İstanbul’da okulun son sınıfındayken Demirhan ve Ekin ile birlikte bir kez daha Altunizade’de bir yere gittiğini ifade eden K., “1996 veya 1998 yılıydı. Sırf ne kadar genişlediklerini merak ettiğim için gittim. Okul ya da dershane gibi bir yerdi. Arka kapıdan girdik ve yine orada Fethullah Gülen vardı. Geliştirme çabası içinde olduklarını anladım. Ben bunları komutanlarıma da anlattım. 2002 veya 2003 yılında, 6 kişiyi Deniz Kuvvetleri Komutanlığı İstihbarat Daire Başkanlığı’na rapor ettim. Demirhan da bunların içindeydi. Bu rapordan sonra raporlar, tutanaklar ve CD’ler ortaya attılar. Bunlar kumpastı. Bir kumpasla görevden alınmama neden oldular. Daha sonra göreve döndüm ama 2007 yılında, kendi isteğimle meslekten ayrılmak zorunda kaldım. Zamanında raporlarımız, ifadelerimiz dikkate alınsaydı, 15 Temmuz’a gelinmezdi. Beni dikkate almayan o zamanki komutanlarımızın çoğu daha sonra Ergenekon ve Balyoz’dan 2-3 yıl hapis yattı” dedi.
Tanıklardan Mustafa Bakçepınar, Yakup Usta ve Ahmet Habil Uğurluel ise 15 Temmuz gecesi Demirhan’ın kendisini Mersin sıkıyönetim komutanı ilan ettiğini ve çeşitli emirler verdiğini belirterek, bu emirlerin hiçbirine uymadıklarını ifade ettiler.

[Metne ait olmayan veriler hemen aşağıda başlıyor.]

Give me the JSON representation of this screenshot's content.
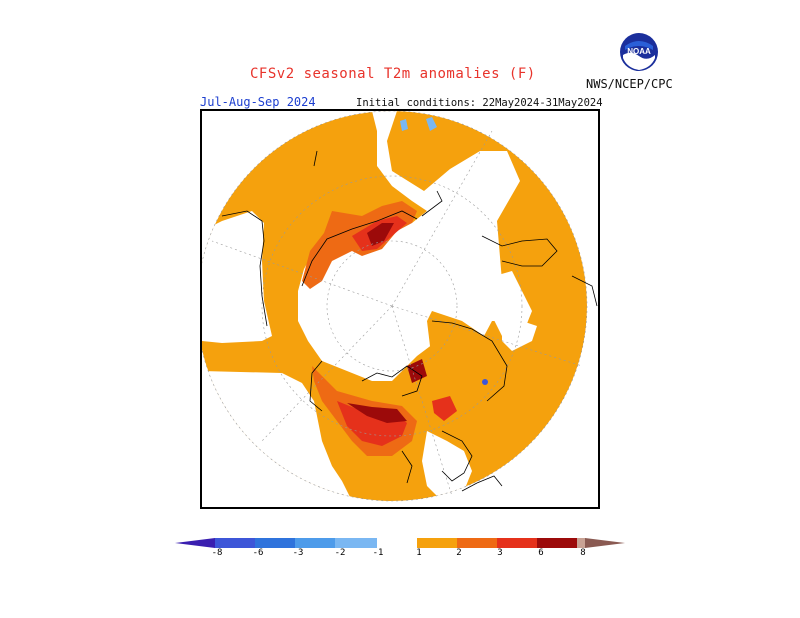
{
  "header": {
    "title": "CFSv2 seasonal T2m anomalies (F)",
    "agency": "NWS/NCEP/CPC",
    "season": "Jul-Aug-Sep 2024",
    "initial_conditions": "Initial conditions: 22May2024-31May2024",
    "logo_text": "NOAA"
  },
  "legend": {
    "ticks": [
      "-8",
      "-6",
      "-3",
      "-2",
      "-1",
      "1",
      "2",
      "3",
      "6",
      "8"
    ],
    "colors": [
      "#3a1fb0",
      "#3d56d8",
      "#2f73dc",
      "#4d9bea",
      "#7ab7f2",
      "#ffffff",
      "#f5a10d",
      "#ee6a14",
      "#e5311b",
      "#9c0a0a",
      "#c8a294",
      "#8a5a52"
    ]
  },
  "map": {
    "projection": "north-polar-stereographic",
    "colors": {
      "light_orange": "#f5a10d",
      "orange_red": "#ee6a14",
      "red": "#e5311b",
      "dark_red": "#9c0a0a",
      "light_blue": "#7ab7f2",
      "blue": "#3d56d8"
    }
  }
}
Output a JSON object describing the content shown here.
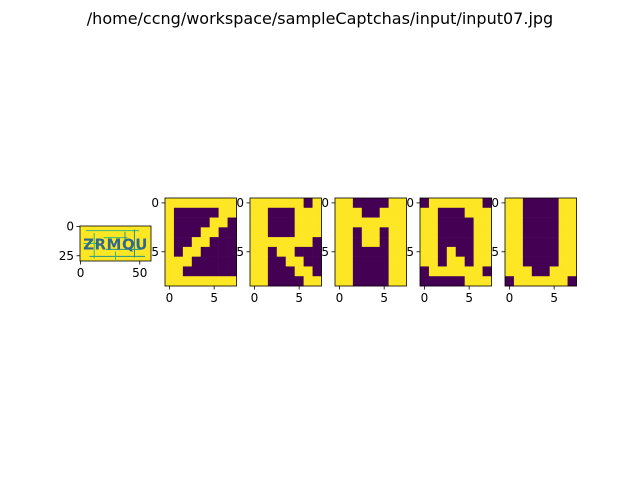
{
  "figure": {
    "title": "/home/ccng/workspace/sampleCaptchas/input/input07.jpg"
  },
  "colors": {
    "low": "#440154",
    "high": "#fde725",
    "teal": "#21918c",
    "mid": "#35b779",
    "blue": "#31688e"
  },
  "chart_data": [
    {
      "type": "heatmap",
      "name": "input-captcha",
      "text": "ZRMQU",
      "xlim": [
        0,
        60
      ],
      "ylim": [
        30,
        0
      ],
      "x_ticks": [
        0,
        50
      ],
      "y_ticks": [
        0,
        25
      ]
    },
    {
      "type": "heatmap",
      "name": "glyph-1",
      "x_ticks": [
        0,
        5
      ],
      "y_ticks": [
        0,
        5
      ],
      "rows": [
        [
          1,
          1,
          1,
          1,
          1,
          1,
          1,
          1
        ],
        [
          1,
          0,
          0,
          0,
          0,
          0,
          1,
          1
        ],
        [
          1,
          0,
          0,
          0,
          0,
          1,
          1,
          0
        ],
        [
          1,
          0,
          0,
          0,
          1,
          1,
          0,
          0
        ],
        [
          1,
          0,
          0,
          1,
          1,
          0,
          0,
          0
        ],
        [
          1,
          0,
          1,
          1,
          0,
          0,
          0,
          0
        ],
        [
          1,
          1,
          1,
          0,
          0,
          0,
          0,
          0
        ],
        [
          1,
          1,
          0,
          0,
          0,
          0,
          0,
          0
        ],
        [
          1,
          1,
          1,
          1,
          1,
          1,
          1,
          1
        ]
      ]
    },
    {
      "type": "heatmap",
      "name": "glyph-2",
      "x_ticks": [
        0,
        5
      ],
      "y_ticks": [
        0,
        5
      ],
      "rows": [
        [
          1,
          1,
          1,
          1,
          1,
          1,
          0,
          1
        ],
        [
          1,
          1,
          0,
          0,
          0,
          1,
          1,
          1
        ],
        [
          1,
          1,
          0,
          0,
          0,
          1,
          1,
          1
        ],
        [
          1,
          1,
          0,
          0,
          0,
          1,
          1,
          1
        ],
        [
          1,
          1,
          1,
          1,
          1,
          1,
          1,
          0
        ],
        [
          1,
          1,
          0,
          1,
          1,
          0,
          0,
          0
        ],
        [
          1,
          1,
          0,
          0,
          1,
          1,
          0,
          0
        ],
        [
          1,
          1,
          0,
          0,
          0,
          1,
          1,
          0
        ],
        [
          1,
          1,
          0,
          0,
          0,
          0,
          1,
          1
        ]
      ]
    },
    {
      "type": "heatmap",
      "name": "glyph-3",
      "x_ticks": [
        0,
        5
      ],
      "y_ticks": [
        0,
        5
      ],
      "rows": [
        [
          1,
          1,
          0,
          0,
          0,
          0,
          1,
          1
        ],
        [
          1,
          1,
          1,
          0,
          0,
          1,
          1,
          1
        ],
        [
          1,
          1,
          1,
          1,
          1,
          1,
          1,
          1
        ],
        [
          1,
          1,
          0,
          1,
          1,
          0,
          1,
          1
        ],
        [
          1,
          1,
          0,
          1,
          1,
          0,
          1,
          1
        ],
        [
          1,
          1,
          0,
          0,
          0,
          0,
          1,
          1
        ],
        [
          1,
          1,
          0,
          0,
          0,
          0,
          1,
          1
        ],
        [
          1,
          1,
          0,
          0,
          0,
          0,
          1,
          1
        ],
        [
          1,
          1,
          0,
          0,
          0,
          0,
          1,
          1
        ]
      ]
    },
    {
      "type": "heatmap",
      "name": "glyph-4",
      "x_ticks": [
        0,
        5
      ],
      "y_ticks": [
        0,
        5
      ],
      "rows": [
        [
          0,
          1,
          1,
          1,
          1,
          1,
          1,
          0
        ],
        [
          1,
          1,
          0,
          0,
          0,
          1,
          1,
          1
        ],
        [
          1,
          1,
          0,
          0,
          0,
          0,
          1,
          1
        ],
        [
          1,
          1,
          0,
          0,
          0,
          0,
          1,
          1
        ],
        [
          1,
          1,
          0,
          0,
          0,
          0,
          1,
          1
        ],
        [
          1,
          1,
          0,
          1,
          0,
          0,
          1,
          1
        ],
        [
          1,
          1,
          0,
          1,
          1,
          0,
          1,
          1
        ],
        [
          0,
          1,
          1,
          1,
          1,
          1,
          1,
          0
        ],
        [
          0,
          0,
          0,
          0,
          0,
          1,
          1,
          1
        ]
      ]
    },
    {
      "type": "heatmap",
      "name": "glyph-5",
      "x_ticks": [
        0,
        5
      ],
      "y_ticks": [
        0,
        5
      ],
      "rows": [
        [
          1,
          1,
          0,
          0,
          0,
          0,
          1,
          1
        ],
        [
          1,
          1,
          0,
          0,
          0,
          0,
          1,
          1
        ],
        [
          1,
          1,
          0,
          0,
          0,
          0,
          1,
          1
        ],
        [
          1,
          1,
          0,
          0,
          0,
          0,
          1,
          1
        ],
        [
          1,
          1,
          0,
          0,
          0,
          0,
          1,
          1
        ],
        [
          1,
          1,
          0,
          0,
          0,
          0,
          1,
          1
        ],
        [
          1,
          1,
          0,
          0,
          0,
          0,
          1,
          1
        ],
        [
          1,
          1,
          1,
          0,
          0,
          1,
          1,
          1
        ],
        [
          0,
          1,
          1,
          1,
          1,
          1,
          1,
          0
        ]
      ]
    }
  ]
}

Mahkeme Başkanı, 12 tanığın dinlenmesinin ardından oturuma yarın sabah devam edilmesine karar vererek duruşmayı sonlandırdı.
Mersin Cumhuriyet Başsavcı Vekili Ömer Faruk Güngör tarafından hazırlanan ve Mersin 7. Ağır Ceza Mahkemesince kabul edilen 462 sayfalık iddianame kapsamında, sanıklar, 4’er kez ağırlaştırılmış müebbet ve 78’er yıl hapis cezası istemiyle yargılanıyor.